Thursday, June 18, 2009

Blogging Against Disablism Day

I have both a congenital sensory impairment (legal blindness) and a chronic illness (fibromyalgia and CFS/ME/CFIDS).
Frequently, both communities are grouped together since both things can be considered 'disabilities' however, their needs and concerns are different. I'm honestly not sure how effective this is and I'm not sure how well each group can understand the other.
Honestly, it is in the best interest of those with congenital and acquired physical/sensory impairments to promote the image that they can do almost anything with the right, usually minor, adjustment. (Such as a ramp, reader, etc.) The emphasis is on how basically capable this group is as a whole and that's how it should be.
I realize that physical/sensory disability can be associated with chronic health problems. Many people with spinal cord injuries have chronic pain for example. Plus, health problems can lead to disability.
Chronic Illness seems so different. Yes, it may require similar use of aids & appliances and the need for personal care attendants. However, I'm not sure how well the two fit together.
Personally, once I learned 'how to be blind' I pretty much had it figured out. I got the 'blindness skill toolbox' if you will and was able to go on with my life. If an obstacle came up, I usually even had an idea of what would help eliminate it. The support I needed was mostly about society and how to change it.
Then my fibromyaliga and CFS/ME/CFIDS kicked into full gear. Things became unpredicitable. Yes, I needed to learn a new set of tools but that box will never be static. My enemy is now multifold: my body, society, my doctor, and minute aspects of the environment around me.
One example is attendant care. A person with a disability may need attendant care to be able to go out into the community. They are frequently housebound without attendant care but once they have appropriate attendant care many things become possible including working. For a person with a chronic illness, attendant care won't necessarily enable someone to go out into the community or any other quality of life enhancement. Sometimes all it will do is help slow the rate of degeneration.

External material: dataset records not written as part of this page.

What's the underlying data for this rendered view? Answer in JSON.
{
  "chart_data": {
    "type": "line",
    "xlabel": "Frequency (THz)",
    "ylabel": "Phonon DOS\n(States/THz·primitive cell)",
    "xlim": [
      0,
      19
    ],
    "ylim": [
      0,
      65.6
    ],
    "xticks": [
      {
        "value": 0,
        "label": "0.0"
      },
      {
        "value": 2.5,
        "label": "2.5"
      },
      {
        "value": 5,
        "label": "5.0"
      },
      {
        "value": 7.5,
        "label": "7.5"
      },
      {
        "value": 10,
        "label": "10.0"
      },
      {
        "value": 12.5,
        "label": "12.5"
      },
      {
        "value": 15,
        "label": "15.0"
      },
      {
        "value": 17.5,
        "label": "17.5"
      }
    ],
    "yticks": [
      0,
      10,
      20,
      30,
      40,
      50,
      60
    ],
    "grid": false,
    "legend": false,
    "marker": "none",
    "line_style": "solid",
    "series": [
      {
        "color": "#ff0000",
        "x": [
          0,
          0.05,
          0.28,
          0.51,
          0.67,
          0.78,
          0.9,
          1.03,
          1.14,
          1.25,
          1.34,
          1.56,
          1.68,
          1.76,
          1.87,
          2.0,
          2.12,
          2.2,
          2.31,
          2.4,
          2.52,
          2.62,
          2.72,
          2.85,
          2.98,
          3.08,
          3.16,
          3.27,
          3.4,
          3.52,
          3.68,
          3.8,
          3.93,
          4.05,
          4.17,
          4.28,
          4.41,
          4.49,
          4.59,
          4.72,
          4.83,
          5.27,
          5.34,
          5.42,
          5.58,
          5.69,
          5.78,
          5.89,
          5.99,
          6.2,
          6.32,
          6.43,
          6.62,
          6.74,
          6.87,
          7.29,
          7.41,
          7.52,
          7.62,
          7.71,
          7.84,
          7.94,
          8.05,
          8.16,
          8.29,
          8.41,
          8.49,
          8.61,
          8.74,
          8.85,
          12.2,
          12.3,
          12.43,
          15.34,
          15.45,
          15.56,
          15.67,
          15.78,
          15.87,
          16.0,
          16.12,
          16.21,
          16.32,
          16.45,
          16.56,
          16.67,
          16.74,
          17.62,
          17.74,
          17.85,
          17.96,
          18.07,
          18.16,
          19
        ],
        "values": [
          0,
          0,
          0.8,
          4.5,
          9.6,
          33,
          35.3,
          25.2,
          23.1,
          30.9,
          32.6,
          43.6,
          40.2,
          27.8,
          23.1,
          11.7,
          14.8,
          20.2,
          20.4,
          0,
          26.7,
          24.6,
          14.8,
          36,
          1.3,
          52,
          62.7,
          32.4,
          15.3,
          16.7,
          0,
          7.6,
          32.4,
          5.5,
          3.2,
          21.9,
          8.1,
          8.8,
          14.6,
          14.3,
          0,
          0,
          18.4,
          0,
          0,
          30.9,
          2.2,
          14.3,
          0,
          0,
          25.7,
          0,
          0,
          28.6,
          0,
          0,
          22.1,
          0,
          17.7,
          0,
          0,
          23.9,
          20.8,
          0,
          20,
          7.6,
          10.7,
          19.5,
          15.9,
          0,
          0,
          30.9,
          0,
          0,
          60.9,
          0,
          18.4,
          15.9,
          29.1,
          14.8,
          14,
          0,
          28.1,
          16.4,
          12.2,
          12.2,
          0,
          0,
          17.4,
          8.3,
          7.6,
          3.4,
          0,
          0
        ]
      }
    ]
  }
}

As for public appearances, I'm pretty sure that when I get out of my snazzy red wheelchair and take a few steps to my seat I'm doing a dis-service to another young person because it spreads the idea that maybe the next person who comes by will be able to do the same thing. Or when I use my chair on Monday but not on Thursday someone will get the idea that I was 'cured.' Should I not do what I can because it may somehow harm the public image of other people with disabilities?
I am usually pushed by Mr. Wacky. If I'm sick enough to need to be in my chair, I'm not well enough to push myself long distances. However, I doubt many people without a chronic illness would want to be pushed.
People with static disabilities want to present themselves as basically functional and competent.
People with chronic illnesses seem to want and need different things depending on the nature of their exact illness. Overall, they seem to want to be believed to be truly physically sick and to be believed about their current level of ability at that moment. Instead of struggling to be seen as more capable than they appear, the struggle actually seems to be the opposite.
While there is strength in numbers and collations are very effective in matters of civil rights, I'm just not sure that grouping disability with chronic illness is the most effective thing for both groups long term.